Il secondo problema è l’incertezza dell’obiettivo dei bombardamenti russi in Siria: lo Stato islamico o l’opposizione del governo ufficiale di Damasco. Prima di partire alla volta degli Stati Uniti, Putin lasciava intendere che le forze aeree russe avrebbero potuto attaccare tutte le parti in contrasto con il governo legittimo della Siria, poiché queste forze favoriscono lo Stato islamico.
L’Occidente ha chiesto a Mosca di limitarsi a bombardare le posizioni dell’Isis, anche se con qualche concessione. Corrono voci che l’opposizione siriana si vedrà costretta a sedersi al tavolo dei negoziati con Assad per firmare un accordo politico, lasciando così libere le forze del governo che lottano contro i terroristi.

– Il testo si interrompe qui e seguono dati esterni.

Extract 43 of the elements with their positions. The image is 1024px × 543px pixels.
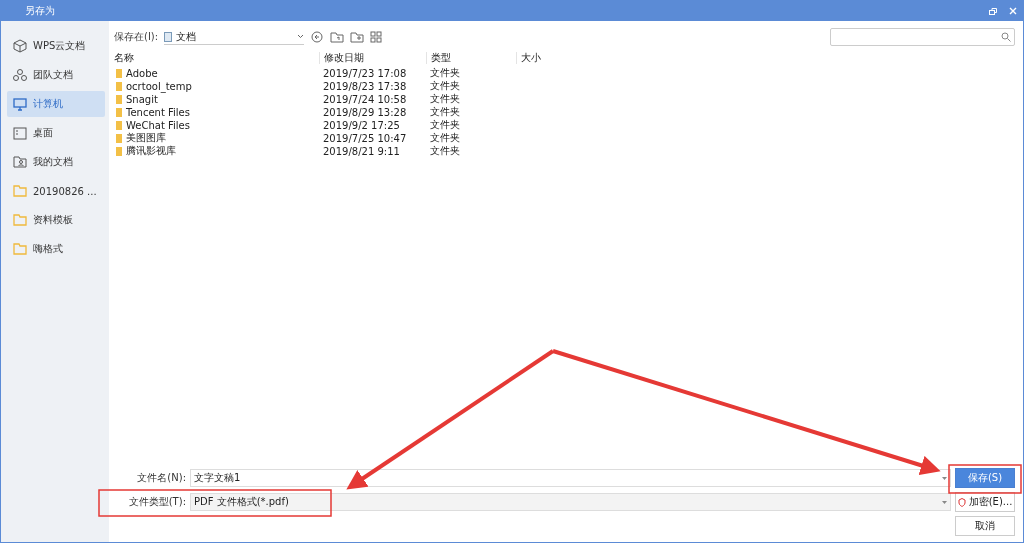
table-cell-text: 2019/8/21 9:11 bbox=[322, 145, 401, 157]
location-dropdown[interactable]: 文档 bbox=[164, 29, 305, 45]
sidebar-item[interactable]: 资料模板 bbox=[7, 207, 105, 233]
sidebar-item[interactable]: 计算机 bbox=[7, 91, 105, 117]
column-header[interactable]: 修改日期 bbox=[319, 51, 426, 64]
column-header[interactable]: 名称 bbox=[114, 51, 319, 64]
column-header[interactable]: 大小 bbox=[516, 51, 576, 64]
location-label: 保存在(I): bbox=[114, 30, 159, 44]
sidebar-item[interactable]: WPS云文档 bbox=[7, 33, 105, 59]
table-cell-text: 2019/8/23 17:38 bbox=[322, 80, 408, 92]
encrypt-button[interactable]: 加密(E)... bbox=[955, 492, 1015, 512]
sidebar-item[interactable]: 20190826 ... bbox=[7, 178, 105, 204]
sidebar-item[interactable]: 桌面 bbox=[7, 120, 105, 146]
file-name[interactable]: ocrtool_temp bbox=[114, 80, 319, 92]
table-cell-text: 文件夹 bbox=[429, 66, 461, 80]
sidebar-item[interactable]: 我的文档 bbox=[7, 149, 105, 175]
table-cell-text: 文件夹 bbox=[429, 92, 461, 106]
sidebar-item[interactable]: 嗨格式 bbox=[7, 236, 105, 262]
sidebar-item[interactable]: 团队文档 bbox=[7, 62, 105, 88]
file-name[interactable]: 腾讯影视库 bbox=[114, 144, 319, 158]
file-name[interactable]: Tencent Files bbox=[114, 106, 319, 118]
table-cell-text: 2019/9/2 17:25 bbox=[322, 119, 401, 131]
file-name[interactable]: Snagit bbox=[114, 93, 319, 105]
file-name[interactable]: Adobe bbox=[114, 67, 319, 79]
cancel-button[interactable]: 取消 bbox=[955, 516, 1015, 536]
save-button[interactable]: 保存(S) bbox=[955, 468, 1015, 488]
table-cell-text: 文件夹 bbox=[429, 105, 461, 119]
table-cell-text: 文件夹 bbox=[429, 144, 461, 158]
table-cell-text: 2019/7/25 10:47 bbox=[322, 132, 408, 144]
table-cell-text: 2019/7/23 17:08 bbox=[322, 67, 408, 79]
column-header[interactable]: 类型 bbox=[426, 51, 516, 64]
table-cell-text: 文件夹 bbox=[429, 118, 461, 132]
filename-field[interactable]: 文字文稿1 bbox=[190, 469, 951, 487]
filename-label: 文件名(N): bbox=[136, 471, 186, 485]
table-cell-text: 2019/7/24 10:58 bbox=[322, 93, 408, 105]
table-cell-text: 文件夹 bbox=[429, 131, 461, 145]
file-name[interactable]: WeChat Files bbox=[114, 119, 319, 131]
table-cell-text: 2019/8/29 13:28 bbox=[322, 106, 408, 118]
window-title: 另存为 bbox=[25, 4, 55, 18]
filetype-label: 文件类型(T): bbox=[127, 495, 186, 509]
table-cell-text: 文件夹 bbox=[429, 79, 461, 93]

La cosa certa è che in questa operazione ci sono ancora diversi punti da risolvere: la creazione di una coalizione più ampia, concordando con maggiori dettagli la coordinazione con la coalizione statunitense. Senza dubbio tutto ciò può essere realizzato nel corso dell’operazione, il cui inizio non poteva essere posticipato ulteriormente: ogni giorno che passa lo Stato islamico rafforza la propria posizione. Inoltre ciascuna parte può cambiare posizione in qualsiasi momento per via di influenze esterne o di fattori interni.